Coronavirus, Invitalia rimborsa i costi sostenuti per l’acquisto di mascherine, guanti, disinfettanti ecc. Attenzione, il bando sta per scadere

Nuovo bando attivato da Invitalia, consente di ottenere il rimborso delle spese sostenute dalle aziende per l’acquisto di dispositivi ed altri strumenti di protezione individuale finalizzati al contenimento e il contrasto dell’emergenza epidemiologica COVID-19.

Al via Impresa SIcura, il nuovo bando attivato da Invitalia che consente di ottenere il rimborso delle spese sostenute dalle aziende per l’acquisto di dispositivi ed altri strumenti di protezione individuale finalizzati al contenimento e il contrasto dell’emergenza epidemiologica del Coronavirus.

Come specificato dalla stessa invitalia, a tale scopo sono stati disposti ben 50 milioni di euro (fondi Inail, art 43.1 DL Cura Italia del 17 marzo 2020).

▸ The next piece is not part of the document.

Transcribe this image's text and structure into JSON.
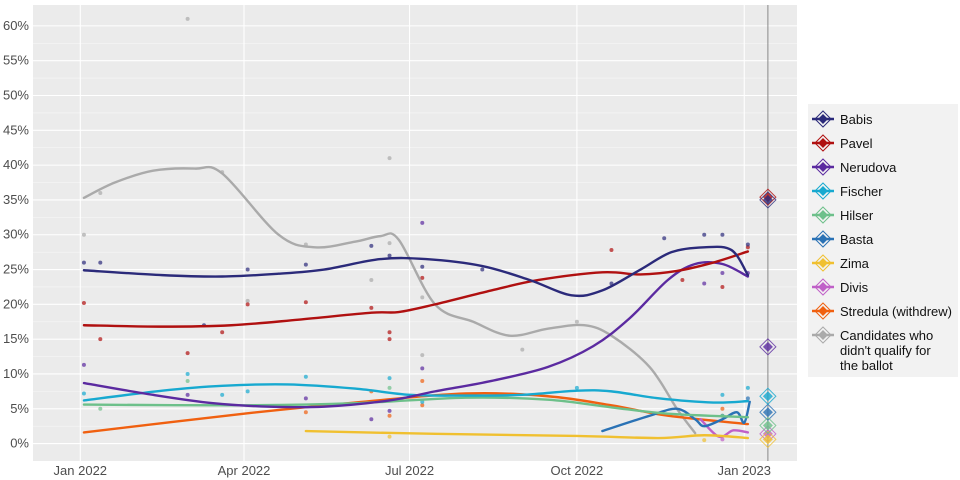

Cerchiamo di capire meglio in cosa consiste, cosa può essere rimborsato e a chi è rivolto questo bando.

 

Quali acquisti possono essere rimborsati?

Come viene specificato sul sito Invitalia, Impresa SIcura rimborsa l’acquisto di:

  • Mascherine filtranti, chirurgiche, FFP1, FFP2 e FFP3;
  • Guanti in lattice, in vinile e in nitrile;
  • Dispositivi per protezione oculare;
  • Indumenti di protezione quali tute e/o camici;
  • Calzari e/o sovrascarpe;
  • Cuffie e/o copricapi;
  • Dispositivi per la rilevazione della temperatura corporea;
  • Detergenti e soluzioni disinfettanti/antisettici.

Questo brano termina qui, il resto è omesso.